The Bitter Truth About Sugar!
Posted on February 4, 2018
I have been having a few problems with weight in recent times and I don’t like it very much to be honest. In fact it is at the point where I can feel it in my knees that are already feeling a bit hard done by courtesy of the ageing process.
I have looked into my diet quite a bit and discovered that whilst I eat good dinners with fresh fruit, fish, vegetables and all that healthy stuff, I have long been a sucker for a cake or a sweetie.
I used to carry a lot of nervous energy due to various stresses and strains, but since having a dog I am quite chilled out. So, despite walking several miles a day with the said dog, I have put on weight.
So there we have it. I’m fat and the dog is to blame. I should get rid of it and get back on the fags.
Of course, that is about as pathetic an argument you will get, so I have tried to do something about this curse of being middle aged, starting with eradicating red meat from my diet and staying away from things like sausages and bacon, which, on a cold weekend morning, is enough to make we weep.
However, the more I have read into the human diet, it is not meat that is destroying us, it is sugar. Sugar is a killer and it is easily as addictive as any drug. I didn’t really know that but it is true; look at the evidence.
I have realised that all the hard work I do eating fresh food and exercising is totally wasted by my inability to walk past a chocolate digestive or a packet of Haribos in between meals. Of course, like most people, I didn’t realise I did these things until I stopped doing them.
I was walking through the supermarket the other day and I saw them, all the Haribos and chocolates looking at me. They were there waiting for me to pick them up without even realising I was doing it, before funnelling down my throat before I had even left the car par park.
Grazing crap food has become such as feature of my life that I have actually being doing it subconsciously. Either finishing off someone else’s dinner or smashing a packet of fizzy cola bottles in 30 seconds, I am self trained to finish what is in front of me as if though I am a caveman thinking it is his last meal for the winter.
Maybe it is because I was a fifth and youngest child, which in the 70’s, meant being a feral scavenger searching for scraps, licking out the mixing bowl for an Instant Whip rush before going off fishing or to play football.
I have done really well this week, enjoying usual long dog walks as well as two visits to the gym. I have been feeding myself with fish, fruit and vegetables and having no sweets at all. I am living in hope that I can lose a stone before the cricket season starts in April.
The shocking truth about sugar is that it is incredibly addictive but decades of carefully planned propaganda campaigns have shifted the blame for heart disease, obesity and all manner of other ailments that look pretty hideous, on to meat, and the fat that comes with it. The sugar industry is worth billions, so they have the financial clout to fund false campaigns and studies.

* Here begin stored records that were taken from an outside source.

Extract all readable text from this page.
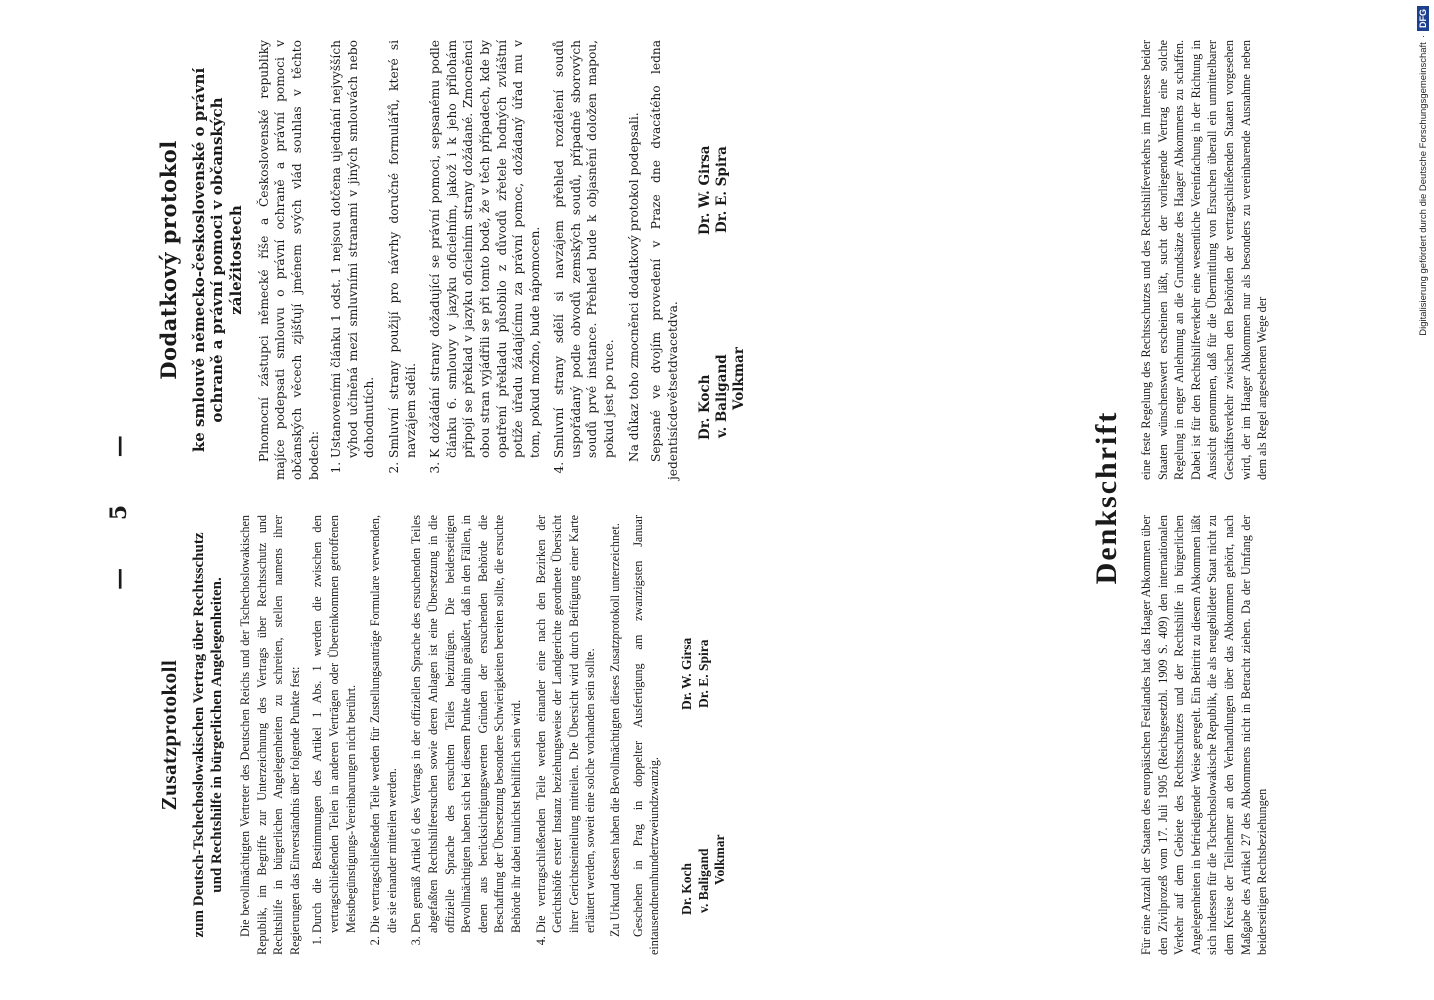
— 5 —
Zusatzprotokoll zum Deutsch-Tschechoslowakischen Vertrag über Rechtsschutz und Rechtshilfe in bürgerlichen Angelegenheiten. Die bevollmächtigten Vertreter des Deutschen Reichs und der Tschechoslowakischen Republik, im Begriffe zur Unterzeichnung des Vertrags über Rechtsschutz und Rechtshilfe in bürgerlichen Angelegenheiten zu schreiten, stellen namens ihrer Regierungen das Einverständnis über folgende Punkte fest: 1. Durch die Bestimmungen des Artikel 1 Abs. 1 werden die zwischen den vertragschließenden Teilen in anderen Verträgen oder Übereinkommen getroffenen Meistbegünstigungs-Vereinbarungen nicht berührt. 2. Die vertragschließenden Teile werden für Zustellungsanträge Formulare verwenden, die sie einander mitteilen werden. 3. Den gemäß Artikel 6 des Vertrags in der offiziellen Sprache des ersuchenden Teiles abgefaßten Rechtshilfeersuchen sowie deren Anlagen ist eine Übersetzung in die offizielle Sprache des ersuchten Teiles beizufügen. Die beiderseitigen Bevollmächtigten haben sich bei diesem Punkte dahin geäußert, daß in den Fällen, in denen aus berücksichtigungswerten Gründen der ersuchenden Behörde die Beschaffung der Übersetzung besondere Schwierigkeiten bereiten sollte, die ersuchte Behörde ihr dabei tunlichst behilflich sein wird. 4. Die vertragschließenden Teile werden einander eine nach den Bezirken der Gerichtshöfe erster Instanz beziehungsweise der Landgerichte geordnete Übersicht ihrer Gerichtseinteilung mitteilen. Die Übersicht wird durch Beifügung einer Karte erläutert werden, soweit eine solche vorhanden sein sollte. Zu Urkund dessen haben die Bevollmächtigten dieses Zusatzprotokoll unterzeichnet. Geschehen in Prag in doppelter Ausfertigung am zwanzigsten Januar eintausendneunhundertzweiundzwanzig. Dr. Koch v. Baligand Volkmar
Dr. W. Girsa Dr. E. Spira
Dodatkový protokol ke smlouvě německo-československé o právní ochraně a právní pomoci v občanských záležitostech Plnomocní zástupci německé říše a Československé republiky majíce podepsati smlouvu o právní ochraně a právní pomoci v občanských věcech zjišťují jménem svých vlád souhlas v těchto bodech: 1. Ustanoveními článku 1 odst. 1 nejsou dotčena ujednání nejvyšších výhod učiněná mezi smluvními stranami v jiných smlouvách nebo dohodnutích. 2. Smluvní strany použijí pro návrhy doručné formulářů, které si navzájem sdělí. 3. K dožádání strany dožadující se právní pomoci, sepsanému podle článku 6. smlouvy v jazyku oficielním, jakož i k jeho přílohám připojí se překlad v jazyku oficielním strany dožádané. Zmocněnci obou stran vyjádřili se při tomto bodě, že v těch případech, kde by opatření překladu působilo z důvodů zřetele hodných zvláštní potíže úřadu žádajícímu za právní pomoc, dožádaný úřad mu v tom, pokud možno, bude nápomocen. 4. Smluvní strany sdělí si navzájem přehled rozdělení soudů uspořádaný podle obvodů zemských soudů, případně sborových soudů prvé instance. Přehled bude k objasnění doložen mapou, pokud jest po ruce. Na důkaz toho zmocněnci dodatkový protokol podepsali. Sepsané ve dvojím provedení v Praze dne dvacátého ledna jedentisícdevětsetdvacetdva. Dr. Koch v. Baligand Volkmar
Dr. W. Girsa Dr. E. Spira
Denkschrift

Für eine Anzahl der Staaten des europäischen Festlandes hat das Haager Abkommen über den Zivilprozeß vom 17. Juli 1905 (Reichsgesetzbl. 1909 S. 409) den internationalen Verkehr auf dem Gebiete des Rechtsschutzes und der Rechtshilfe in bürgerlichen Angelegenheiten in befriedigender Weise geregelt. Ein Beitritt zu diesem Abkommen läßt sich indessen für die Tschechoslowakische Republik, die als neugebildeter Staat nicht zu dem Kreise der Teilnehmer an den Verhandlungen über das Abkommen gehört, nach Maßgabe des Artikel 27 des Abkommens nicht in Betracht ziehen. Da der Umfang der beiderseitigen Rechtsbeziehungen

eine feste Regelung des Rechtsschutzes und des Rechtshilfeverkehrs im Interesse beider Staaten wünschenswert erscheinen läßt, sucht der vorliegende Vertrag eine solche Regelung in enger Anlehnung an die Grundsätze des Haager Abkommens zu schaffen. Dabei ist für den Rechtshilfeverkehr eine wesentliche Vereinfachung in der Richtung in Aussicht genommen, daß für die Übermittlung von Ersuchen überall ein unmittelbarer Geschäftsverkehr zwischen den Behörden der vertragschließenden Staaten vorgesehen wird, der im Haager Abkommen nur als besonders zu vereinbarende Ausnahme neben dem als Regel angesehenen Wege der

Digitalisierung gefördert durch die Deutsche Forschungsgemeinschaft
·
DFG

Now, I’m not qualified to sit here as a keyboard warrior and say meat is great, as in excess, you can almost guarantee it is not good for you. However, it has got nothing on sugar, which is everywhere and is making people extraordinarily fat. I went into a nightclub at Christmas that was full of young people who made me feel positively svelte; it was hideous.

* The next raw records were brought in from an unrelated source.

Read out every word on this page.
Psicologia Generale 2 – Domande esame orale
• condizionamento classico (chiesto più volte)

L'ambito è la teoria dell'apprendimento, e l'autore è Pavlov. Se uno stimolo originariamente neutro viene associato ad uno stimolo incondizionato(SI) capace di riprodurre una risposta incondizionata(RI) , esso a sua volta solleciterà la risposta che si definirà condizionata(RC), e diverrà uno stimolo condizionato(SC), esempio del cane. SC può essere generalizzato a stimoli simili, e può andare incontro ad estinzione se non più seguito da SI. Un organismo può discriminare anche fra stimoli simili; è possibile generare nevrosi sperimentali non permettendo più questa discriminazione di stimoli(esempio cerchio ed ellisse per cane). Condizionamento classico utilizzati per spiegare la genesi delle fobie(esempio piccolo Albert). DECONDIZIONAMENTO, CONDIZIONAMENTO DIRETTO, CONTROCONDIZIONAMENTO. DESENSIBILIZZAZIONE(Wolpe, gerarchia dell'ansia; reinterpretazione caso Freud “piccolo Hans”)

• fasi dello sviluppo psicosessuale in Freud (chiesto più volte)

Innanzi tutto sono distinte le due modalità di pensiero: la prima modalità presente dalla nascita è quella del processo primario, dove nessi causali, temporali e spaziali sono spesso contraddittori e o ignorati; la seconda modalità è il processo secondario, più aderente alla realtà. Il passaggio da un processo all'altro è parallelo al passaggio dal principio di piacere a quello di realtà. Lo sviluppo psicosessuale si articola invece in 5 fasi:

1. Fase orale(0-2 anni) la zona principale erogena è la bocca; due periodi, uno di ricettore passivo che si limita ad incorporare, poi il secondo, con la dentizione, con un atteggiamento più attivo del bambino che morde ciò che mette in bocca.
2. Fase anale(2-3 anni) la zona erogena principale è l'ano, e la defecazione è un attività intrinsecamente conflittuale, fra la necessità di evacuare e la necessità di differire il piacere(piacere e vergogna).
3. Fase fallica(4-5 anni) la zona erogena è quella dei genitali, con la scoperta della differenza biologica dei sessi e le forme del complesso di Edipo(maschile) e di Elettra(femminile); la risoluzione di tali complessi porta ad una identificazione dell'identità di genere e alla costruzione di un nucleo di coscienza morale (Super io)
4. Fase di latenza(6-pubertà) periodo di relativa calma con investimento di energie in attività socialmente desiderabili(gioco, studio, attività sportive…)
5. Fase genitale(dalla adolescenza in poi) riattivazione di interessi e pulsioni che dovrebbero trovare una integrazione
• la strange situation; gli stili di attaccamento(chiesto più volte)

God knows what these kids are consuming but one expects that as much as anything, it is probably all those sweet alcoholic drinks doing that to them. Some of them have the equivalent of 10 spoons of sugar in them; how revolting is that?
If, like me, you have not really paid much attention to sugar and the damage it causes, it is worth trying to find time to watch the video below. Whether you are fat or not, it is interesting and intriguing viewing.
Now I don’t burn off energy as I used to, I have a battle on my hands in the coming months; whilst I am not the type who lives off a diet of Mars Bars and donuts, I do like a sweetie or two. If they are in front of me, I will generally finish them all off. Even if always feel nauseous halfway through a packet of the ironically titled Maynards ‘Sports Mix’ I still finish them.
I guess I will keep you posted as to how I cope going without it, if I can at all. There is one thing that is for sure, addiction to the sweetness of sugar can have catastrophic results.
Trevor Hickman
February 5, 2018 (1:34 am)
Another great, and timely post.
Ever since a child I’ve suffered with a sweet tooth. So much so I think the family dentist used to pay for their annual cruise as a result of the amount of iron she got to pump into my mouth to fill up cavities. My kids meanwhile (& fortunately) only possess 50% of my genes and have skipped this but of the mix. Of course they love sweets, but also occasionally turn biscuits, ice cream, milkshakes etc down. It always leaves me flabbergasted!
I work in an office with three morbidly obese women. It doesn’t help that one is an amazing cook so there’s always a cake or biscuits or tarts etc in the office.
Like you I strangely noticed that my trousers were growing ever tighter round the waist so since Jan(!) I’ve also decreed to try and ignore some of the baking, however good it appears.
So far, so good (early Feb!) not really a diet as such just a realisation that sugar is really not so great for you! Whether physcological or otherwise the first week, trying to break the habit and/or saying no, was so tough!